Health Benefits of Bone Broth
Joint Health:
The collagen and gelatin in bone broth may support joint health by providing the building blocks needed for cartilage repair.

Gut Health:
Gelatin in bone broth can help improve gut lining integrity, which may aid in digestion and reduce inflammation.

Immune Support:
The minerals and amino acids found in bone broth can support a healthy immune system.

Hydration:
Bone broth can help maintain hydration due to its water content and electrolytes.

Bone Health:
The calcium, magnesium, and phosphorus in bone broth contribute to bone density and overall skeletal health.

Additional Considerations of Bone Broth
Anti-Inflammatory:
Amino acids like glycine and arginine found in bone broth have anti-inflammatory properties.

Improved Sleep:
Glycine has been shown to improve sleep quality in some studies.

Skin Health:
Collagen and gelatin can improve skin elasticity and reduce wrinkles, contributing to healthier skin.

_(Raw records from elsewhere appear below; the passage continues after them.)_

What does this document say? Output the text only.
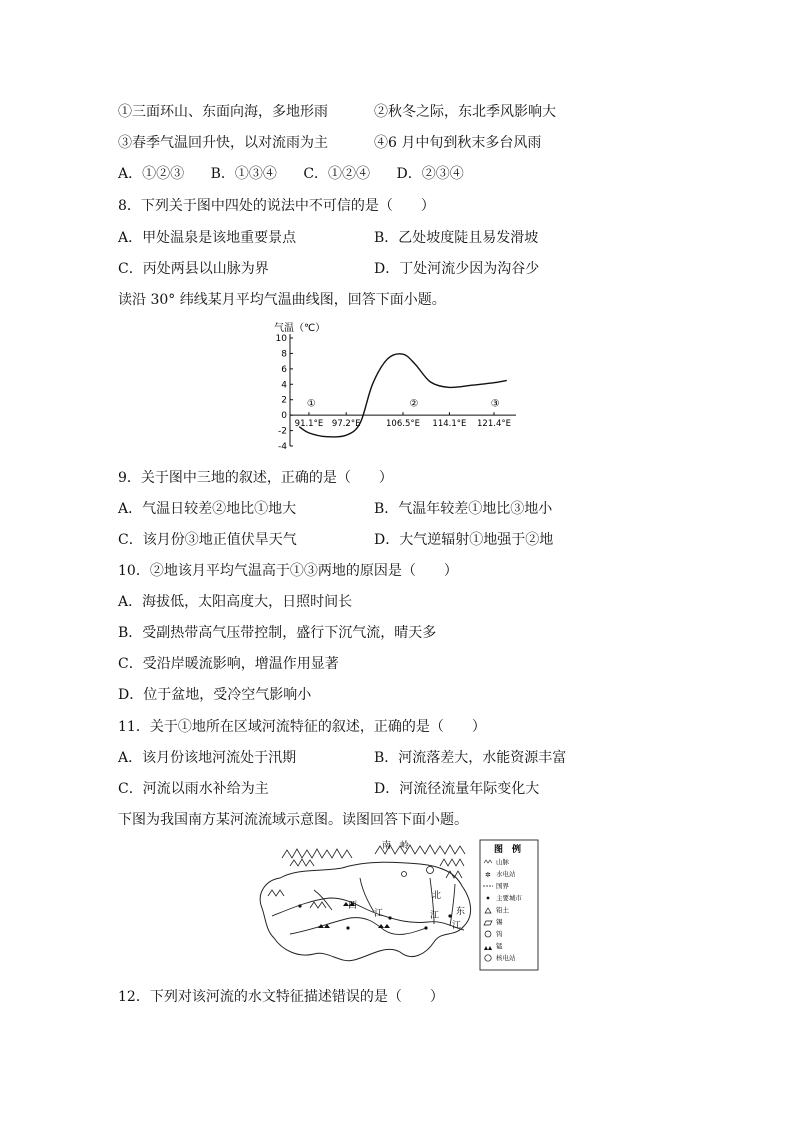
①三面环山、东面向海，多地形雨	②秋冬之际，东北季风影响大
③春季气温回升快，以对流雨为主	④6 月中旬到秋末多台风雨
A．①②③ B．①③④ C．①②④ D．②③④
8．下列关于图中四处的说法中不可信的是（　　）
A．甲处温泉是该地重要景点	B．乙处坡度陡且易发滑坡
C．丙处两县以山脉为界	D．丁处河流少因为沟谷少
读沿 30° 纬线某月平均气温曲线图，回答下面小题。
气温（℃）
10
8
6
4
2
0
-2
-4
91.1°E 97.2°E	106.5°E 114.1°E 121.4°E
①	②	③
9．关于图中三地的叙述，正确的是（　　）
A．气温日较差②地比①地大	B．气温年较差①地比③地小
C．该月份③地正值伏旱天气	D．大气逆辐射①地强于②地
10．②地该月平均气温高于①③两地的原因是（　　）
A．海拔低，太阳高度大，日照时间长
B．受副热带高气压带控制，盛行下沉气流，晴天多
C．受沿岸暖流影响，增温作用显著
D．位于盆地，受冷空气影响小
11．关于①地所在区域河流特征的叙述，正确的是（　　）
A．该月份该地河流处于汛期	B．河流落差大，水能资源丰富
C．河流以雨水补给为主	D．河流径流量年际变化大
下图为我国南方某河流流域示意图。读图回答下面小题。
南　岭
西
江
北
江 东
江
图　例
山脉
✲ 水电站
国界
主要城市
铅土
锡
钨
锰
核电站
12．下列对该河流的水文特征描述错误的是（　　）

Preparation Tips for Maximum Benefits of Bone Broth
Slow Cooking: Use a slow cooker or simmer the broth on low heat for an extended period (12-24 hours) to ensure maximum extraction of nutrients from the bones.
Quality Ingredients: Use high-quality bones, preferably from grass-fed or free-range animals, and add vegetables like carrots, celery, and onions for additional nutrients.
Acidic Medium: Adding a splash of vinegar (such as apple cider vinegar) helps to draw more minerals from the bones.